Textile industry demands 5% interest rate refund
Chairman All Pakistan Textile Mills Association (APTMA) Gohar Ejaz has demanded 5% interest rate refund on all outstanding short and long term loans as on 30 June 2011 in line with the measures adopted by the regional competitors to respond the global cotton crisis.
He said the regional competitors including India, Sri Lanka, Bangladesh and China have responded to the global cotton crisis through devising different support measures for their textile industries.
Chairman APTMA said the government of India has been quick to provide 7½ % duty drawback to the spinning and value-added segments as a sustaining measure for its textile industry.
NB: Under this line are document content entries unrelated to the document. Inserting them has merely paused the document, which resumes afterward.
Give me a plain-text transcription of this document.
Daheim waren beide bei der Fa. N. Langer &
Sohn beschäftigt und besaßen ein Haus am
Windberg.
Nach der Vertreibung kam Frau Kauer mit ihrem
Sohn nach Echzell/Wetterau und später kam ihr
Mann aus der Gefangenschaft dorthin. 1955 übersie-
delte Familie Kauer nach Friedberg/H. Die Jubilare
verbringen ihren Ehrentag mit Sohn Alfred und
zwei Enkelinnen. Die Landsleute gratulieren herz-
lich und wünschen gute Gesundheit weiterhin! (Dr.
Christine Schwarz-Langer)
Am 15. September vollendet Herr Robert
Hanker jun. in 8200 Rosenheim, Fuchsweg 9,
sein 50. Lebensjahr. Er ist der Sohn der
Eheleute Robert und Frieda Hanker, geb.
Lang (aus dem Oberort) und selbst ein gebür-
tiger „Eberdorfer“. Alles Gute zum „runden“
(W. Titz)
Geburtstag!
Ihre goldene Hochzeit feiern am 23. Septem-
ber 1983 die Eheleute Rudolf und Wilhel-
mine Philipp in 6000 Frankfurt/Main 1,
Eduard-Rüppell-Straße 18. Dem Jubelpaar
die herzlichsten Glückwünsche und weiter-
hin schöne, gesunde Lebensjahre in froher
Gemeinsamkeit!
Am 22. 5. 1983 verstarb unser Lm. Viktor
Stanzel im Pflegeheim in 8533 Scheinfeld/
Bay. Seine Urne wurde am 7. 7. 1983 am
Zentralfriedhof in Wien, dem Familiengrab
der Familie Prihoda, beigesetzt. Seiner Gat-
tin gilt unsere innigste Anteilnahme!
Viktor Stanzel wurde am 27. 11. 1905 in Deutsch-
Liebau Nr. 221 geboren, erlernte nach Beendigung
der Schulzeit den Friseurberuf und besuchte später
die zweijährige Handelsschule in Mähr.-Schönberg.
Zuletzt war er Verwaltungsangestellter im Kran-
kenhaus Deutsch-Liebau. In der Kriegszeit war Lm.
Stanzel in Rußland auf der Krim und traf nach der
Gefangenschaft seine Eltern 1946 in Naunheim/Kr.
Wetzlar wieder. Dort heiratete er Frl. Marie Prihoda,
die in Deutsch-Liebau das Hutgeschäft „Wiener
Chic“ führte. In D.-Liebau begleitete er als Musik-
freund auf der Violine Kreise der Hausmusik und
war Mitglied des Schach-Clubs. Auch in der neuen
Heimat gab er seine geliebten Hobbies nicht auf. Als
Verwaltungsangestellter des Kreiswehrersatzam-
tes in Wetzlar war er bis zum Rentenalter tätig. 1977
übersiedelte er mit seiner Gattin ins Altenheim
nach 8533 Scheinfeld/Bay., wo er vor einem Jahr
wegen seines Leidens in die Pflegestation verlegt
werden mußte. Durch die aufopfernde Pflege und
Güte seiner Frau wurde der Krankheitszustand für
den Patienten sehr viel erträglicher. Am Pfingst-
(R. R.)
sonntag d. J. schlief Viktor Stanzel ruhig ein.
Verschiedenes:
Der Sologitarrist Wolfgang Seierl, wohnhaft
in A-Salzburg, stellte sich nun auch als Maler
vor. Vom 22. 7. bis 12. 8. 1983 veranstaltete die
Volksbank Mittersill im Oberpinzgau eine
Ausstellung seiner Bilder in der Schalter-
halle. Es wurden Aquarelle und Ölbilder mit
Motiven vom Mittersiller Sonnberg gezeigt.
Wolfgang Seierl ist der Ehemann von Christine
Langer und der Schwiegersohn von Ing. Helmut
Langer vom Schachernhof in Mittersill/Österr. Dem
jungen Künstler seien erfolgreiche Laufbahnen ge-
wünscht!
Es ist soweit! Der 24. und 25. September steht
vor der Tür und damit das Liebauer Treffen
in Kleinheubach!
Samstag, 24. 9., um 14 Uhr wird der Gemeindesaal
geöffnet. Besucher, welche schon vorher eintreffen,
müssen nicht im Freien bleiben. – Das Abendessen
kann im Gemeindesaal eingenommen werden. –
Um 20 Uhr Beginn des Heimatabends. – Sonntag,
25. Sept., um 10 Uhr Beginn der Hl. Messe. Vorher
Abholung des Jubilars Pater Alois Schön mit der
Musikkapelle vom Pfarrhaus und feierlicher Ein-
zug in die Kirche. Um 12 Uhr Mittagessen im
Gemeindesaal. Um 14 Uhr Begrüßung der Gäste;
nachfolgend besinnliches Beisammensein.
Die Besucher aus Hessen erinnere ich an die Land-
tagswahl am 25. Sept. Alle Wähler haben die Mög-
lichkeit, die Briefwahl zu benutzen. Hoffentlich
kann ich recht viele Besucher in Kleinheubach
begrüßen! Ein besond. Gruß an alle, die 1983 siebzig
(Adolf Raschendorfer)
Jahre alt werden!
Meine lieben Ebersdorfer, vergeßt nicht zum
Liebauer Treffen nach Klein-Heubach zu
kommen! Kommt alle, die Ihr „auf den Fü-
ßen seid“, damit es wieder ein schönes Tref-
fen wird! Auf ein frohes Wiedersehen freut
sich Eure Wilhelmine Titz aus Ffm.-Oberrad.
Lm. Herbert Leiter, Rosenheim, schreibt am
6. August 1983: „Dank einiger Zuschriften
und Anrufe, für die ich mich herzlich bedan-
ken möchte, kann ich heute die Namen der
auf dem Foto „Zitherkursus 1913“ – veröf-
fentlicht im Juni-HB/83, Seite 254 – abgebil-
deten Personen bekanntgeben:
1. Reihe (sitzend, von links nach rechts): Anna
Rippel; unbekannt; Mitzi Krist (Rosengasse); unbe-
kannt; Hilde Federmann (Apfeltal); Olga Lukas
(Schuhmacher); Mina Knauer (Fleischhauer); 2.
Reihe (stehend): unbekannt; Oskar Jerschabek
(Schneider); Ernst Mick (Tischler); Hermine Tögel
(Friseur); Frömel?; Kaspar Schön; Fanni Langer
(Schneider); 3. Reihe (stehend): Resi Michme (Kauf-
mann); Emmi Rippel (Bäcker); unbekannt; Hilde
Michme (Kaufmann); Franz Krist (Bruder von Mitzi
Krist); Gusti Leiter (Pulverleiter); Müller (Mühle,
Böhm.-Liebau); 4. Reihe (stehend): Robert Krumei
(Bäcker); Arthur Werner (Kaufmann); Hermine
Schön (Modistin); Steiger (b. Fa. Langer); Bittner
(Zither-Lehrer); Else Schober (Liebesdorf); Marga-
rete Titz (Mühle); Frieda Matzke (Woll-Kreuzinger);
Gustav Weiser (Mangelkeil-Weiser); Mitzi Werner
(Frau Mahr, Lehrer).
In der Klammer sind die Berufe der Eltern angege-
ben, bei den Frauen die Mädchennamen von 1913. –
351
Sri Lanka has provided 5% tax-free incentive payment to eligible companies exporting textiles. Bangladesh has been providing different stimulus measures like bank loan rescheduling facilities, 5% cash incentive on yarn exports, access to Export Development Fund for cotton import etc. China has extended up to 14% textile rebates and has put into place a comprehensive Textile Reviving Programme (TRP) among a host of other measures.
He said the textile industry world-wide, carrying huge inventories of high-priced cotton and yarn, has suffered a sorry plight on account of unprecedented and sharp fall in cotton price globally. Heavy losses were incurred by different sectors across the textile value chain in all textile producing countries including Bangladesh, China and Pakistan, he added.
Therefore, he said, the governments in all textile exporting countries have supported the textile industry to maintain the upward trend in textile exports and lift the bumper cotton crop.
According to him, a 5% interest rate support though not costing much would lend low-costing and high-yielding crucial support to textiles that contributes to the economy and exports in no insignificant measure. A small support now would enable a better balance of payments position for the government and have a salutary effect on trade and employment, he added.
Gohar pointed out that in a situation when Bangladesh, China and other countries were responsive to the global cotton crisis in having devised different support measures for their textile industries, it goes to the credit of the textile industry in Pakistan that it was able to keep afloat on its own.
He said the textile exporting industry is running below 70% efficiency due to energy issues, adverse law and order situation and a financial challenge of paying 15% interest to the bank against short term and long term requirements of working capital. This high interest rate is being charged to the industry on an obsolete economic myth from policy makers that it is the only way of controlling inflation. However, he said, this thinking has not worked in six years but the policymakers are not realizing the fact that inflation cannot be exported to the US and the EU markets offering below 1% policy interest rate to industrial sector since last three years.